Residents exiting Chobham Manor by bike are expected to cycle over the cycle track to then cycle on the road, among lorries travelling at 30mph, or quite often, faster

I'll continue to use the cycle track and ignore the "quietway" carriageway altogether, as I suspect most families on bikes will!



One of the negative aspects of the cycle track along Honour Lea Avenue has always been that people tend to walk on it, as there really wasn't anywhere else for them to walk on this side of the road. However wide as-yet-unopened pavements have recently constructed alongside, with greenery separating them from the cycle track



The pavements are very wide here so it is just a shame that the opportunity wasn't taken to widen the cycle track at the same time



With the pavement, cycle track and door zone buffer this is almost the perfect layout - if only the cycle track wasn't so narrow and didn't give up entirely at either end!



As for Madison Way, the new road running parallel to Peleton Avenue, the footway almost immediately gives way to the entrance to substantial car parking under the apartments. I think the paved area should have continued along here to give pedestrians priority



The same applies to "Weavers Row" slightly further along



Which only leads to a dozen garages for the townhouses and also links Peleton Avenue with Madison Way

before the Olympic games the southern loop of the Eastway cycle circuit used to pass through this very point
Villiers Gardens links Peleton Avenue, Kierin Road and Madison Way. It has a large green square with seating and a small children's play area, even thought the popular tumbling bay playground is less then 100 metres away


It's nice and I like that kids can play right outside their homes; I just wish the Peleton Avenue outside was closed to through traffic so kids could play in the street alongside too!

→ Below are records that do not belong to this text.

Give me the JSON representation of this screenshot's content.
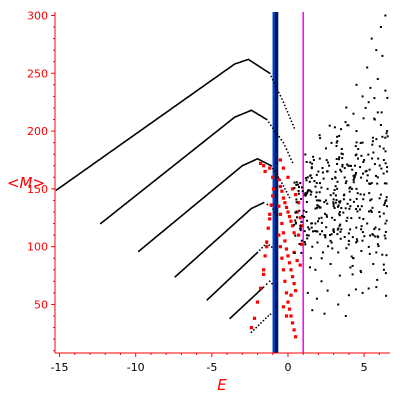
{
  "chart_data": {
    "type": "scatter",
    "xlabel": "E",
    "ylabel": "<M>",
    "xlim": [
      -15.3,
      6.7
    ],
    "ylim": [
      8,
      303
    ],
    "xticks": [
      -15,
      -10,
      -5,
      0,
      5
    ],
    "xtick_labels": [
      "-15",
      "-10",
      "-5",
      "0",
      "5"
    ],
    "yticks": [
      50,
      100,
      150,
      200,
      250,
      300
    ],
    "ytick_labels": [
      "50",
      "100",
      "150",
      "200",
      "250",
      "300"
    ],
    "grid": false,
    "vertical_lines": [
      {
        "x": -0.9,
        "color": "#0044cc"
      },
      {
        "x": -0.75,
        "color": "#001a66"
      },
      {
        "x": 1.0,
        "color": "#ff00ff"
      }
    ],
    "series": [
      {
        "color": "#000000",
        "kind": "curves",
        "curves": [
          [
            [
              -15.2,
              149
            ],
            [
              -3.5,
              258
            ],
            [
              -2.6,
              262
            ],
            [
              -1.2,
              250
            ],
            [
              -0.3,
              225
            ],
            [
              0.5,
              200
            ]
          ],
          [
            [
              -12.3,
              120
            ],
            [
              -3.5,
              212
            ],
            [
              -2.4,
              218
            ],
            [
              -1.4,
              210
            ],
            [
              -0.3,
              190
            ],
            [
              0.4,
              170
            ]
          ],
          [
            [
              -9.8,
              96
            ],
            [
              -3.0,
              170
            ],
            [
              -2.0,
              176
            ],
            [
              -1.1,
              170
            ],
            [
              -0.4,
              155
            ],
            [
              0.2,
              140
            ]
          ],
          [
            [
              -7.4,
              74
            ],
            [
              -2.4,
              133
            ],
            [
              -1.6,
              138
            ],
            [
              -1.1,
              135
            ],
            [
              -0.6,
              125
            ]
          ],
          [
            [
              -5.3,
              54
            ],
            [
              -2.0,
              95
            ],
            [
              -1.4,
              103
            ],
            [
              -0.9,
              98
            ]
          ],
          [
            [
              -3.8,
              38
            ],
            [
              -1.6,
              65
            ],
            [
              -1.2,
              70
            ],
            [
              -0.9,
              66
            ]
          ],
          [
            [
              -2.4,
              26
            ],
            [
              -1.3,
              40
            ],
            [
              -1.0,
              43
            ]
          ]
        ]
      },
      {
        "color": "#ff0000",
        "kind": "cluster",
        "points": [
          [
            -2.4,
            30
          ],
          [
            -2.2,
            38
          ],
          [
            -2.0,
            52
          ],
          [
            -1.8,
            64
          ],
          [
            -1.6,
            80
          ],
          [
            -1.5,
            92
          ],
          [
            -1.4,
            104
          ],
          [
            -1.3,
            116
          ],
          [
            -1.2,
            128
          ],
          [
            -1.1,
            136
          ],
          [
            -1.0,
            144
          ],
          [
            -0.95,
            150
          ],
          [
            -1.6,
            76
          ],
          [
            -1.4,
            100
          ],
          [
            -1.2,
            124
          ],
          [
            -0.6,
            158
          ],
          [
            -0.5,
            152
          ],
          [
            -0.4,
            148
          ],
          [
            -0.3,
            142
          ],
          [
            -0.2,
            138
          ],
          [
            -0.1,
            134
          ],
          [
            0.0,
            130
          ],
          [
            0.1,
            126
          ],
          [
            0.2,
            122
          ],
          [
            0.3,
            118
          ],
          [
            0.4,
            112
          ],
          [
            -0.6,
            135
          ],
          [
            -0.5,
            128
          ],
          [
            -0.4,
            120
          ],
          [
            -0.3,
            112
          ],
          [
            -0.2,
            105
          ],
          [
            -0.1,
            98
          ],
          [
            0.0,
            92
          ],
          [
            0.1,
            86
          ],
          [
            0.2,
            80
          ],
          [
            0.3,
            74
          ],
          [
            0.4,
            68
          ],
          [
            0.5,
            62
          ],
          [
            -0.6,
            110
          ],
          [
            -0.5,
            100
          ],
          [
            -0.4,
            90
          ],
          [
            -0.3,
            80
          ],
          [
            -0.2,
            70
          ],
          [
            -0.1,
            60
          ],
          [
            0.0,
            52
          ],
          [
            0.1,
            46
          ],
          [
            0.2,
            40
          ],
          [
            0.3,
            34
          ],
          [
            0.4,
            28
          ],
          [
            0.5,
            22
          ],
          [
            -0.5,
            175
          ],
          [
            -0.3,
            168
          ],
          [
            0.0,
            160
          ],
          [
            0.3,
            150
          ],
          [
            0.5,
            145
          ],
          [
            0.7,
            138
          ],
          [
            0.6,
            130
          ],
          [
            0.8,
            125
          ],
          [
            0.9,
            118
          ],
          [
            0.7,
            110
          ],
          [
            0.9,
            102
          ],
          [
            -0.3,
            48
          ],
          [
            -0.1,
            40
          ],
          [
            0.2,
            58
          ],
          [
            0.4,
            95
          ],
          [
            0.6,
            88
          ],
          [
            0.8,
            84
          ],
          [
            -1.5,
            165
          ],
          [
            -1.6,
            170
          ],
          [
            -1.8,
            172
          ],
          [
            -1.2,
            168
          ],
          [
            -1.0,
            160
          ]
        ]
      },
      {
        "color": "#000000",
        "kind": "cloud",
        "points": [
          [
            1.2,
            130
          ],
          [
            1.5,
            145
          ],
          [
            1.8,
            120
          ],
          [
            2.1,
            155
          ],
          [
            2.4,
            110
          ],
          [
            2.7,
            170
          ],
          [
            3.0,
            135
          ],
          [
            3.3,
            95
          ],
          [
            3.6,
            180
          ],
          [
            3.9,
            125
          ],
          [
            4.2,
            150
          ],
          [
            4.5,
            200
          ],
          [
            4.8,
            115
          ],
          [
            5.1,
            165
          ],
          [
            5.4,
            140
          ],
          [
            5.7,
            210
          ],
          [
            6.0,
            130
          ],
          [
            6.3,
            175
          ],
          [
            1.3,
            160
          ],
          [
            1.6,
            100
          ],
          [
            1.9,
            140
          ],
          [
            2.2,
            125
          ],
          [
            2.5,
            185
          ],
          [
            2.8,
            105
          ],
          [
            3.1,
            160
          ],
          [
            3.4,
            130
          ],
          [
            3.7,
            145
          ],
          [
            4.0,
            170
          ],
          [
            4.3,
            90
          ],
          [
            4.6,
            135
          ],
          [
            4.9,
            190
          ],
          [
            5.2,
            120
          ],
          [
            5.5,
            155
          ],
          [
            5.8,
            95
          ],
          [
            6.1,
            145
          ],
          [
            6.4,
            120
          ],
          [
            1.4,
            115
          ],
          [
            1.7,
            175
          ],
          [
            2.0,
            135
          ],
          [
            2.3,
            95
          ],
          [
            2.6,
            150
          ],
          [
            2.9,
            125
          ],
          [
            3.2,
            190
          ],
          [
            3.5,
            115
          ],
          [
            3.8,
            155
          ],
          [
            4.1,
            135
          ],
          [
            4.4,
            170
          ],
          [
            4.7,
            125
          ],
          [
            5.0,
            145
          ],
          [
            5.3,
            225
          ],
          [
            5.6,
            110
          ],
          [
            5.9,
            160
          ],
          [
            6.2,
            195
          ],
          [
            6.5,
            135
          ],
          [
            1.1,
            145
          ],
          [
            1.5,
            90
          ],
          [
            2.0,
            165
          ],
          [
            2.5,
            140
          ],
          [
            3.0,
            115
          ],
          [
            3.5,
            165
          ],
          [
            4.0,
            105
          ],
          [
            4.5,
            150
          ],
          [
            5.0,
            175
          ],
          [
            5.5,
            130
          ],
          [
            6.0,
            115
          ],
          [
            6.5,
            165
          ],
          [
            1.8,
            80
          ],
          [
            2.2,
            70
          ],
          [
            2.8,
            85
          ],
          [
            3.4,
            75
          ],
          [
            4.1,
            82
          ],
          [
            4.8,
            78
          ],
          [
            5.6,
            85
          ],
          [
            6.3,
            80
          ],
          [
            1.3,
            60
          ],
          [
            1.9,
            55
          ],
          [
            2.6,
            62
          ],
          [
            3.3,
            50
          ],
          [
            4.0,
            58
          ],
          [
            4.9,
            60
          ],
          [
            5.8,
            65
          ],
          [
            1.6,
            45
          ],
          [
            2.4,
            42
          ],
          [
            3.8,
            40
          ],
          [
            4.5,
            240
          ],
          [
            5.2,
            255
          ],
          [
            5.8,
            270
          ],
          [
            6.1,
            290
          ],
          [
            5.5,
            280
          ],
          [
            6.4,
            300
          ],
          [
            4.9,
            230
          ],
          [
            5.9,
            245
          ],
          [
            6.2,
            265
          ],
          [
            4.3,
            215
          ],
          [
            3.9,
            205
          ],
          [
            5.1,
            220
          ],
          [
            6.4,
            235
          ]
        ]
      }
    ]
  }
}
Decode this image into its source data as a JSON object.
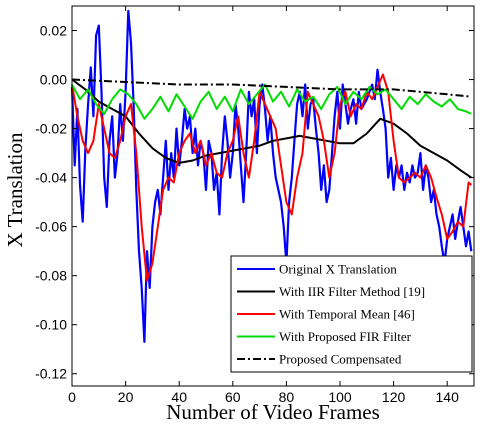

Although at least Villiers Gardens is closed at it's western end but I think they could have designed it in a way to allow people walking and cycling through, rather than just footway and trees



There are not many people living in Chobham Manor so far but judging by the removal lorries and cardboard in the recycling bins every weekend that is soon set to change. Construction of the rest of Chobham Manor continues alongside the recently completed area. If the legacy plans are to come to fruition and this neighbourhood is filled with families then I hope improvements do come to the roads and to walking and cycling provision. The families who will grow up here and call it home deserve to have infrastructure that allows them to be able to easily walk or cycle to local schools, shopping areas and parks in perfect safety.